Ao contrário da euforia dos produtores e do governo com a perspectiva de produção recorde e crescimento na exportação do etanol, pesquisadores reunidos no 1º Simpósio Brasileiro de Mudanças Climáticas, realizado neste domingo (11/03), no Rio de Janeiro, vêem com cautela a expansão da lavoura da cana-de-açúcar, por causa das implicações ambientais de longo prazo.
Logo na palestra de abertura do evento, o físico Luiz Pinguelli Rosa, ex-presidente da Eletrobrás, alertou para o risco de o país voltar a ser uma "monocultura da cana".
Apesar de emitir menos gases causadores do efeito estufa, o etanol produzido a partir da cana também emite gás carbônico quando queimado. "É bom que os Estados Unidos saiam do álcool de milho, mais poluente, para o álcool da cana, mas temos que cuidar para não sermos pressionados a voltar a ser uma monocultura da cana", disse Pinguelli. O agroclimatologista da Empresa Brasileira de Pesquisa em Agropecuária, Eduardo Assad, demonstrou preocupação com o fato de os estudos de viabilidade para plantação de novos canaviais estarem se concentrando no sul do Mato Grosso, mas precisamente na região do Pantanal Matogrossensse.
"Etanol é muito bom, mas quando aparecerem as células de hidrogênio, fonte alternativa de energia que já vêm sendo pesquisada nos países desenvolvidos, vamos perder mercado", advertiu o pesquisador.
Biodiversidade
Além do impacto na biodiversidade, ele adverte para o fato de que, devido ao clima do local, a produção de cana no pantanal tende a ser de baixa qualidade e de valor comercial inferior ao da cana plantada em regiões mais favoráveis. Segundo ele, o clima do Pantanal é semelhante ao do semi-árido, porém com forte nebulosidade. "O calor e a umidade provocam a floração, processo que gasta muita energia da planta, reduzindo a produção de sacarose", explicou.
De acordo com Assad, as outras áreas para onde estão ocorrendo a expansão dos canaviais, como o sul dos Estados do Maranhão, Piauí e Tocantins são mais adequadas para o cultivo e teriam menos impacto no meio ambiente.
A melhor solução a longo prazo, segundo ele, é a produção de biodiesel, aproveitando o conhecimento da população local, como o dendê no norte, o babaçu no nordeste, e outras oleaginosas, como o girassol.
Mudanças climáticas
Assad acaba de concluir um estudo sobre o impacto do aquecimento global na plantação de cana-de-açúcar. A pesquisa, ainda não publicada em revistas científicas, aponta poucas alterações, já que é uma planta muito resistente ao calor e à seca. A principal mudança seria em São Paulo, onde o cultivo teria passar da região oeste para o leste do Estado.

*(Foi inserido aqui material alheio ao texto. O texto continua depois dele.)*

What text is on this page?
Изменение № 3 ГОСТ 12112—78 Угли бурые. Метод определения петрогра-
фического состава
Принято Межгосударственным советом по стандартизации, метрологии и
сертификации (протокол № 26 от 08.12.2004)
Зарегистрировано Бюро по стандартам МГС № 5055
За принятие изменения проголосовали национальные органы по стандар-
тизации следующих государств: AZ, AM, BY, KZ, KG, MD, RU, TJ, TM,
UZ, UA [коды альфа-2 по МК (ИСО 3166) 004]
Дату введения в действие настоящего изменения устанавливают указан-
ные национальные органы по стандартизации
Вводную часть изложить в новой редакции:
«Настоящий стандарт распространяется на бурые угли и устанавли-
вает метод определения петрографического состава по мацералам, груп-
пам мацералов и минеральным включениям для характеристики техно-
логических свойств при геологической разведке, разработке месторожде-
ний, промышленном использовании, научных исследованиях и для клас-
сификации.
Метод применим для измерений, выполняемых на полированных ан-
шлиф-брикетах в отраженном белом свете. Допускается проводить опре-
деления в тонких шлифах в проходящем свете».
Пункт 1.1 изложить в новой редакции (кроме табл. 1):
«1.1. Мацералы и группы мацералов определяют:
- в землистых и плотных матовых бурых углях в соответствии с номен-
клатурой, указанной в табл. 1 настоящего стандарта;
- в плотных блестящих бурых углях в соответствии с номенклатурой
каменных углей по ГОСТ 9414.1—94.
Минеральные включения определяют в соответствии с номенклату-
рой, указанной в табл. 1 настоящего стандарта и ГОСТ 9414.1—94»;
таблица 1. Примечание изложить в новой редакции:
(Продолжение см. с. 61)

Anteriormente, Assad já havia estudado as alterações climáticas no cultivo do arroz, feijão, soja milho e café. Agora, com a divulgação dos resultados do estudo do Painel Intergovernamental para Mudanças Climáticas (IPCC), que prevê uma alteração de 1,8 ºC a 5 ºC até 2100, ele refez os modelos, com conclusões pessimistas.
Segundo o estudo, um aumento de 1ºC na temperatura mínima - a previsão mais favorável, de acordo com o IPCC -, traria um prejuízo de US$ 375 milhões no plantio de café. Um aumento de 5ºC provocaria o fim da produção do café em São Paulo.
Os cultivos mais atingidos com o aceleramento do aquecimento global são o de café e o de soja. Os Estados mais prejudicados seriam os do Nordeste e o Rio Grande do Sul. "O grande problema é o que fazer com o Nordeste. O Sul se adapta, em vez de plantar uva, pode plantar soja, por exemplo", disse Assad.
Quinze centros da Embrapa pelo País e sete universidades parceiras estão estudando genes tolerantes ao calor, para fabricar sementes.